Dumont is an architect by trade and enjoys history, travel, collecting items of interest and music.

He pointed out a piece of pottery in his collection. It was made by the Zulus. A little chest is from the 1820s, about the time Napoleon conquered Egypt.

“If you look at this, it’s like a sarcophagus (stone coffin), but it’s really a sewing box,” he said of the chest.

He has a collection of spheres — ruby zoisite, turquoise, amber from the Baltics, marine jasper from Madagascar and Petoskey stone, the state stone of Michigan. The remains of tiny seashells are visible on it.

“You’d never think that northern Michigan, freezing cold, was once at the bottom of a tropical sea,” Dumont said. “It’s a form of coral that’s been fossilized. These wash up on the beach.”

Another one, which looks like Earth, is native to Southern Utah. He has about 40 spheres total.

Dumont’s creativity surfaces in other ways, such as painting abstracts in watercolors. His pieces include “Sun God Riding in his Chariot” and hang on his walls. He is exploring his latest outlet as a playwright and his first effort, “Leonardo,” takes a look at one month in the life of Leonardo da Vinci.

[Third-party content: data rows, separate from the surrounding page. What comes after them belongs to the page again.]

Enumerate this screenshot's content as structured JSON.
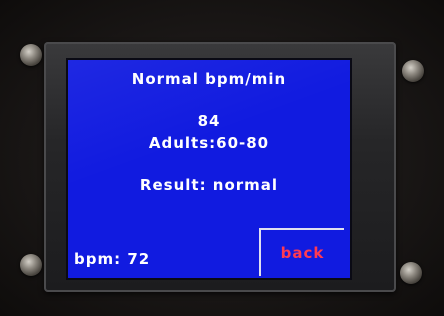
{
  "screen": {
    "title": "Normal bpm/min",
    "bpm_value": "84",
    "adult_range": "Adults:60-80",
    "result": "Result: normal",
    "bpm_reading": "bpm: 72",
    "back_label": "back"
  },
  "colors": {
    "screen_background": "#111be0",
    "text": "#ffffff",
    "back_label": "#ff3a52",
    "bezel": "#262628"
  }
}
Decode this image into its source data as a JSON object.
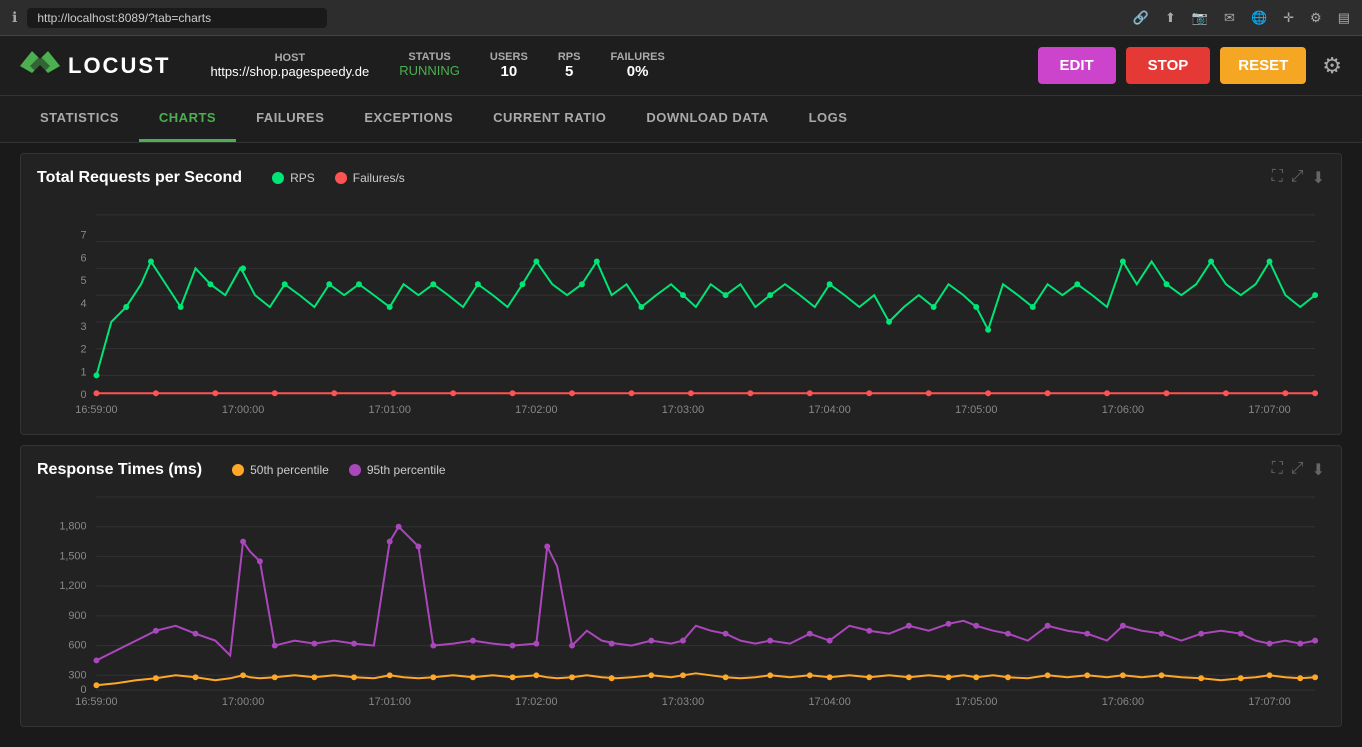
{
  "browser": {
    "url": "http://localhost:8089/?tab=charts",
    "icons": [
      "link-icon",
      "share-icon",
      "camera-icon",
      "mail-icon",
      "globe-icon",
      "navigate-icon",
      "settings-icon",
      "sidebar-icon"
    ]
  },
  "header": {
    "logo_text": "LOCUST",
    "host_label": "HOST",
    "host_value": "https://shop.pagespeedy.de",
    "status_label": "STATUS",
    "status_value": "RUNNING",
    "users_label": "USERS",
    "users_value": "10",
    "rps_label": "RPS",
    "rps_value": "5",
    "failures_label": "FAILURES",
    "failures_value": "0%",
    "btn_edit": "EDIT",
    "btn_stop": "STOP",
    "btn_reset": "RESET"
  },
  "tabs": [
    {
      "id": "statistics",
      "label": "STATISTICS",
      "active": false
    },
    {
      "id": "charts",
      "label": "CHARTS",
      "active": true
    },
    {
      "id": "failures",
      "label": "FAILURES",
      "active": false
    },
    {
      "id": "exceptions",
      "label": "EXCEPTIONS",
      "active": false
    },
    {
      "id": "current-ratio",
      "label": "CURRENT RATIO",
      "active": false
    },
    {
      "id": "download-data",
      "label": "DOWNLOAD DATA",
      "active": false
    },
    {
      "id": "logs",
      "label": "LOGS",
      "active": false
    }
  ],
  "charts": {
    "rps_chart": {
      "title": "Total Requests per Second",
      "legend": [
        {
          "label": "RPS",
          "color": "#00e676"
        },
        {
          "label": "Failures/s",
          "color": "#ff5252"
        }
      ],
      "x_labels": [
        "16:59:00",
        "17:00:00",
        "17:01:00",
        "17:02:00",
        "17:03:00",
        "17:04:00",
        "17:05:00",
        "17:06:00",
        "17:07:00"
      ],
      "y_labels": [
        "0",
        "1",
        "2",
        "3",
        "4",
        "5",
        "6",
        "7"
      ]
    },
    "response_chart": {
      "title": "Response Times (ms)",
      "legend": [
        {
          "label": "50th percentile",
          "color": "#ffa726"
        },
        {
          "label": "95th percentile",
          "color": "#ab47bc"
        }
      ],
      "x_labels": [
        "16:59:00",
        "17:00:00",
        "17:01:00",
        "17:02:00",
        "17:03:00",
        "17:04:00",
        "17:05:00",
        "17:06:00",
        "17:07:00"
      ],
      "y_labels": [
        "0",
        "300",
        "600",
        "900",
        "1,200",
        "1,500",
        "1,800"
      ]
    }
  }
}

Camille Duskin, founder of the Gateway Arts Foundation, connected Dumont with one of its 2010 scholarship winners, Daniel Werth. Werth, now a student at University of California, Berkeley, composed the music for Dumont’s 100-minute ballet titled “The Golem.”

“He truly is a Renaissance man, and we’re so pleased to have him (create) his ballet with one of our winners,” Duskin said.

These days, Dumont’s working on a new casino resort in the wine country of Endicino, California, called Coyote Valley. He’s also doing an addition project for an existing casino, Cher-Ae Heights Casino, which is perched on a cliff overlooking the Pacific Ocean.

“It’s the best casino site in the world, view-wise,” he said. “They’re called the Monument, these little stone islands with their sacred peak. It looks almost like Sugarloaf Mountain in Brazil.”

What don’t most people know about him?

“That I like to have fun,” he said. “People think I’m more serious because I work a lot. But I love to go hike and swim, travel and tour. And my art, it never stops.”